Short Sessions in VR

We recommend that programmers use VR headsets for short periods of time. We do not recommend that programmers spend all day working on a virtual headset. A short VR session can be highly productive as programmers can focus on the task without any external distractions. Unfortunately, using a heavy VR headset and other necessary equipment can be fatiguing for longer sessions. As VR headsets become lighter, untethered, and get integrated hand tracking, programmers will be able to spend more time in VR without fatigue.

VR for Software Development Team Connection

We recommend that VR is used for social connection within software development teams. As VR is used in many other domains as a social connection tool, we believe that there may be advantages for software development teams to build social connection and maintain it while teams work in a hybrid or remote model. We believe that further exploration is required in this area.

In addition, we will continue working in this area and hope to see others extend this work. Some of the extensions we have started working on include adding a whiteboard feature in VR. This feature allows programmers to take notes and discuss them with someone else in VR or outside VR. In this paper’s work, we found that using VR increased the task load on programmers. We believe that adding a whiteboard will provide a more natural way of taking notes during source code comprehension tasks in VR.

9 Limitations

Limitations of our study include problems with the VR hardware used by programmers. The limited accuracy range of the Leap Motion controller introduced jitter and drift on the hand tracking used in this study. We developed a virtual keyboard calibration system for the user to recalibrate their virtual keyboard and hand calibration to mitigate this issue. The programmers could activate this function with the alt button on the keyboard and then use the arrow keys, which are easier to touch and recognize.

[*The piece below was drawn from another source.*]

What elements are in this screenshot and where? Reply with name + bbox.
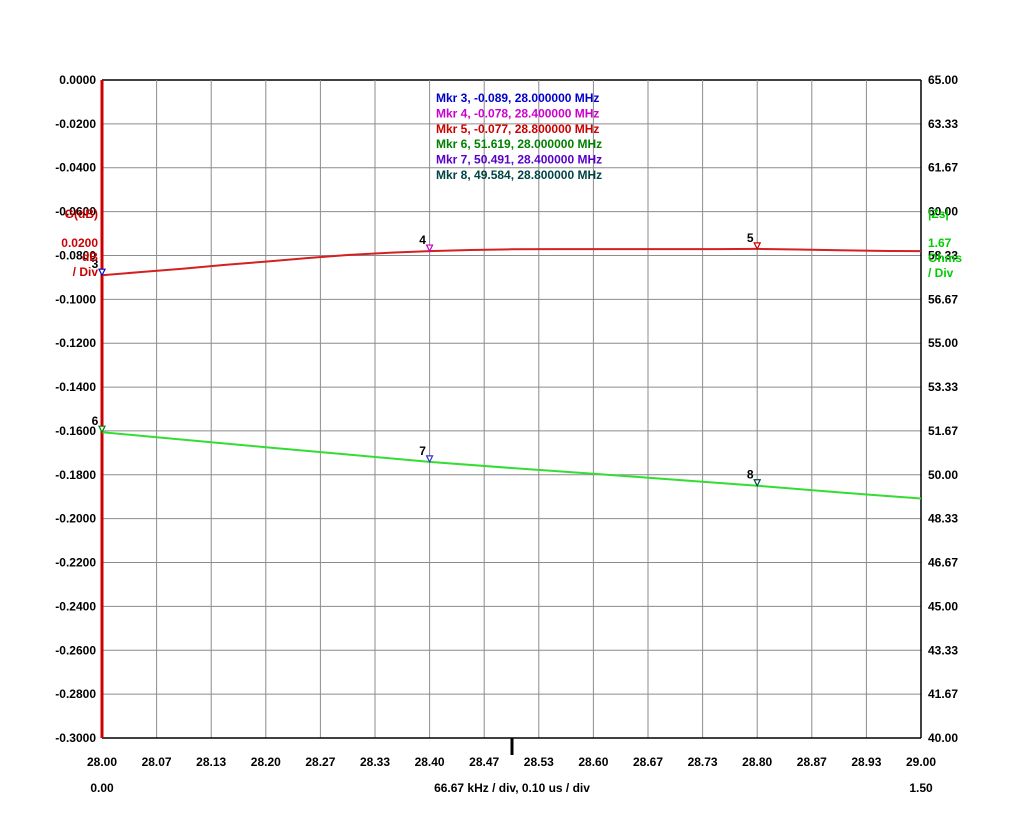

Another limitation of our study is that we used students and not professional programmers. We recruited computer science graduate students to participate in the study. Programmers in both VR and desktop environments reported an average of 2.5 years of professional programming experience. Unfortunately, due to the COVID-19 pandemic, we could not recruit additional professional programmers to participate in the study.

10 Conclusion

In this paper, we presented a study exploring the use of VR for program comprehension by software engineers. We compare the use of VR for program comprehension against desktop program comprehension. We have explored six research questions to understand how VR affects programmers’ ability to com- prehend source code. We showed that programmers working in VR face more difficulties comprehending code versus desktop program comprehension. How- ever, we found no statistically significant evidence that suggests a difference in measured productivity or perceived productivity between comprehension in VR and comprehension in a desktop setup.